Suppose, however, that the remaining two men ask the interested party certain questions in order to discern how he came to know the way through the field, why he wants to help them, and how positive he is that he can safely guide them through the land mines. Suppose they also ask for references from the interested party to see whether he knows anyone they know or are related to. Suppose they even try to test his instructions by throwing objects in the direction he suggests to see if it appears to be free of mines. In doing these things, the two remaining men are gathering enough knowledge to decide whether they can trust the individual in the helicopter. This trust (fiducia), which is built upon both knowledge (notitia) and assent to that knowledge (assensus), is what genuine faith is all about. Such faith is not at all “silly” but wholly reasonable.

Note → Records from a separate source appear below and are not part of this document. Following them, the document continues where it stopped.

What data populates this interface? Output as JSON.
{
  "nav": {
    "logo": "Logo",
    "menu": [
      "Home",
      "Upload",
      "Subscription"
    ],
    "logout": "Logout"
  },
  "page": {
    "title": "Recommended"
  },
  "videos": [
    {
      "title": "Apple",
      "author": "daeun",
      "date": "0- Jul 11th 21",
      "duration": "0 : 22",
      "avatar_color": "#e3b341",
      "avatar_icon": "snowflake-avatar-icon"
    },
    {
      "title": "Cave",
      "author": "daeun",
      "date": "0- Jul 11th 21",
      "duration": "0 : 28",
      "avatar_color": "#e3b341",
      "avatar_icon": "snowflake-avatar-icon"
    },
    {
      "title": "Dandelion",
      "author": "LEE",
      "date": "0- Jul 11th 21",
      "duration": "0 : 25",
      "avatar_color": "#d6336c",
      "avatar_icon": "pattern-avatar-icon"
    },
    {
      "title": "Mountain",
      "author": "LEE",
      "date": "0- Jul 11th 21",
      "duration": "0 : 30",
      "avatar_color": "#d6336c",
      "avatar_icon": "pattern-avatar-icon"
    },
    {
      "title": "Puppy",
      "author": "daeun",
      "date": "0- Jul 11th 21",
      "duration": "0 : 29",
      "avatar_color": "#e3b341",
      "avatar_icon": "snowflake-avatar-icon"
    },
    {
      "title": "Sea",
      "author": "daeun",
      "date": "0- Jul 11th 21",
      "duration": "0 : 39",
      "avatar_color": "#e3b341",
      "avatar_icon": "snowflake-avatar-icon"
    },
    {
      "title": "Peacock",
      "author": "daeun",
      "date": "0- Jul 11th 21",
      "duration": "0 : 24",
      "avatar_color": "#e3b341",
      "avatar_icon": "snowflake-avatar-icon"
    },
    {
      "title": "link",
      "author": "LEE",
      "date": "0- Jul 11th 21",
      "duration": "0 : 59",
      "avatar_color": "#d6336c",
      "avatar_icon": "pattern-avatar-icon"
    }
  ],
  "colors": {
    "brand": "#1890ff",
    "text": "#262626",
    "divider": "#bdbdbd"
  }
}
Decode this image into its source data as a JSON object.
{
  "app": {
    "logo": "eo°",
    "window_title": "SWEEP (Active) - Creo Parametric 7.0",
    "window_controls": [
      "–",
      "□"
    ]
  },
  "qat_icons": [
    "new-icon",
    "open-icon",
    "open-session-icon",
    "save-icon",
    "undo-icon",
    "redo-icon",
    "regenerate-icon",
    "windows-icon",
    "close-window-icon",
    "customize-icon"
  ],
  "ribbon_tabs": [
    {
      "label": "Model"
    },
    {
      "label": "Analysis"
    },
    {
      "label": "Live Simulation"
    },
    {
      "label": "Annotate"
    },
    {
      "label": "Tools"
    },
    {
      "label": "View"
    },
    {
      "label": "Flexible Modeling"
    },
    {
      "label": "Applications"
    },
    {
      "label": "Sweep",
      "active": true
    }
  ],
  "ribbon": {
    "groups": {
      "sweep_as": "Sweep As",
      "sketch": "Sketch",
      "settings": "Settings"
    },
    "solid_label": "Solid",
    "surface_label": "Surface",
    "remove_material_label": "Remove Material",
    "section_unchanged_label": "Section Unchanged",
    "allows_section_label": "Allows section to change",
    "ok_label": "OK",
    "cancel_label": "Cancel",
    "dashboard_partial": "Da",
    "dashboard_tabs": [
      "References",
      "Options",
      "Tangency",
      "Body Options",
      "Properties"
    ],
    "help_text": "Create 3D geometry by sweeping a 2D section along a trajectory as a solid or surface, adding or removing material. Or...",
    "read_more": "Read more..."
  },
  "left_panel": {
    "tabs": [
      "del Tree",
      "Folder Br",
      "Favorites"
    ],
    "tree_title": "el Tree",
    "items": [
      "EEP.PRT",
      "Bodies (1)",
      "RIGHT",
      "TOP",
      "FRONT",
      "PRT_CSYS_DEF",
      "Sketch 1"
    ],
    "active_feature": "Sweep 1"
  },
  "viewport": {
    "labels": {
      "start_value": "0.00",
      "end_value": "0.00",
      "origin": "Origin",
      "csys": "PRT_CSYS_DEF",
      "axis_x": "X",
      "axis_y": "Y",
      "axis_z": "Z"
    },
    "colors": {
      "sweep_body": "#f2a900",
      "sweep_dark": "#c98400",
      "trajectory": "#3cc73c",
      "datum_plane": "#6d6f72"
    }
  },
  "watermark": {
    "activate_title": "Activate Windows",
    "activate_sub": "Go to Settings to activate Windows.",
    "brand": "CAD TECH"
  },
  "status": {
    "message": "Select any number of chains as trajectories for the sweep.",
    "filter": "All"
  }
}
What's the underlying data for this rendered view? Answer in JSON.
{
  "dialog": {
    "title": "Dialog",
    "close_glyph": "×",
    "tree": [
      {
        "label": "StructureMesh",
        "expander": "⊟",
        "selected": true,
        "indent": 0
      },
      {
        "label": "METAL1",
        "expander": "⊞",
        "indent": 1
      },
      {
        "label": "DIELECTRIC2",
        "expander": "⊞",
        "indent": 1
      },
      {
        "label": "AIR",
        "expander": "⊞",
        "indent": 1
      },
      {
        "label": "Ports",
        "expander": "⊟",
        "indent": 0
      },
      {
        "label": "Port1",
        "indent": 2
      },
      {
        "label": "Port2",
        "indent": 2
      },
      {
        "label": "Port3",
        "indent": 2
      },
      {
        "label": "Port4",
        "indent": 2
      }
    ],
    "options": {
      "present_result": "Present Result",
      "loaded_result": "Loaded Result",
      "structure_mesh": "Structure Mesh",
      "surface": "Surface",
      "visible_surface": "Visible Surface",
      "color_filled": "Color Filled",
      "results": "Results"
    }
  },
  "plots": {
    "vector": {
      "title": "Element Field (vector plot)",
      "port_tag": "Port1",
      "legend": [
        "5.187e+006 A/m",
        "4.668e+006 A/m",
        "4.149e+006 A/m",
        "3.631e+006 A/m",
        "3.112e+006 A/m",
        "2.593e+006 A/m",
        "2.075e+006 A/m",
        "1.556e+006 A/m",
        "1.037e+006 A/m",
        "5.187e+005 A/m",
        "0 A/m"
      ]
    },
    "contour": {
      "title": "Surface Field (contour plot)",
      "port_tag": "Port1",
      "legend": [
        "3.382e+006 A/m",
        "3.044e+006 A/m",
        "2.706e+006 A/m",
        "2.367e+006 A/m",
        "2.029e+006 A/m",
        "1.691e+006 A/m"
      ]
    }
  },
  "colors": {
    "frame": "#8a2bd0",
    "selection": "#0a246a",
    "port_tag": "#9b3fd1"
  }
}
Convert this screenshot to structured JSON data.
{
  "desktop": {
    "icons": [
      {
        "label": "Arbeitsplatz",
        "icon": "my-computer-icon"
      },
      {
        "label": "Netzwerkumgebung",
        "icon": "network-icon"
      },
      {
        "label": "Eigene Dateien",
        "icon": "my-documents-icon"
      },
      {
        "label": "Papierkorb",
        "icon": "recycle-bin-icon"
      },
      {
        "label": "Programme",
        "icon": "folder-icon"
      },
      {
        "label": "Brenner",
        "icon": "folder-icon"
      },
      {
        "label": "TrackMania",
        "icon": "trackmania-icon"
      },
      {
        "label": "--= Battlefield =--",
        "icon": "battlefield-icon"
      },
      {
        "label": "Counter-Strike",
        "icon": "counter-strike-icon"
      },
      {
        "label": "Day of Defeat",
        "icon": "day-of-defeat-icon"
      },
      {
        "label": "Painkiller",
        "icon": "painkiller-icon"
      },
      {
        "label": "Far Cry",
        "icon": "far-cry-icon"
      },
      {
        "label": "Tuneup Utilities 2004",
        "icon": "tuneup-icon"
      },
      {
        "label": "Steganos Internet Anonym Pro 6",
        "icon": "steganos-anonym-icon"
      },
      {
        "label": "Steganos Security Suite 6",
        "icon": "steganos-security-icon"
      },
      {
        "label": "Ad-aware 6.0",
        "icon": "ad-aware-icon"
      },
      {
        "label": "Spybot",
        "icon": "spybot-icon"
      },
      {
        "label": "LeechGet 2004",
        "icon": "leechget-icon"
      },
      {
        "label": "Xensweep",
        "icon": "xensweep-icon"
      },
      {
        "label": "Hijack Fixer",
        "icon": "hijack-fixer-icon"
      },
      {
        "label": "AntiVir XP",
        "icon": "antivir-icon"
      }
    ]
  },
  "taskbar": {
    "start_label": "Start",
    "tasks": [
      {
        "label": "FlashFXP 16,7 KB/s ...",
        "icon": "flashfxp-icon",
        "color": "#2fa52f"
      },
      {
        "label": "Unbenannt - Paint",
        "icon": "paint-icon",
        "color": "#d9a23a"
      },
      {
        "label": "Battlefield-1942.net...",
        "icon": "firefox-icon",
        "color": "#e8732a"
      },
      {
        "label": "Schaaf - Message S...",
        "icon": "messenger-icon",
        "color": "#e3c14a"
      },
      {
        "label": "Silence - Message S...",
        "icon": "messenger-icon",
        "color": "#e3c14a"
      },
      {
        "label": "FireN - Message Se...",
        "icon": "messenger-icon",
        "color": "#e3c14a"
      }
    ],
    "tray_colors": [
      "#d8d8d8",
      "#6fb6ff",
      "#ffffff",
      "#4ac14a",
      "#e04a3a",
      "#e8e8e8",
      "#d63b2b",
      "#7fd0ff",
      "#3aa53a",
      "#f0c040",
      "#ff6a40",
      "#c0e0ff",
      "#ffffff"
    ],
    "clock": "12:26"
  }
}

FAITH DEMONSTRATED IN WORK
When all three elements of faith are present, they will necessarily manifest themselves in good works. If we consider the above illustration, we can see that the remaining two men demonstrate the genuineness of their faith (or the lack thereof) by what they do. If they choose to stay where they are and refuse to follow the instructions of the man in the helicopter, or if they set off in their own direction, they will show that they do not really believe. But if they genuinely trust the man in the helicopter, they will set off in the direction that he advocates. They will follow his instructions (à la John 14:15). Their actions will demonstrate the genuineness of their faith.
When notitia, assensus, and fiducia are present together, true faith exists. And when true faith exists, good works will necessarily follow. The good works are not part of faith; they flow from faith. It is faith alone that receives God’s gift of justification, but the faith that justifies will never be alone; it will always manifest itself in good works.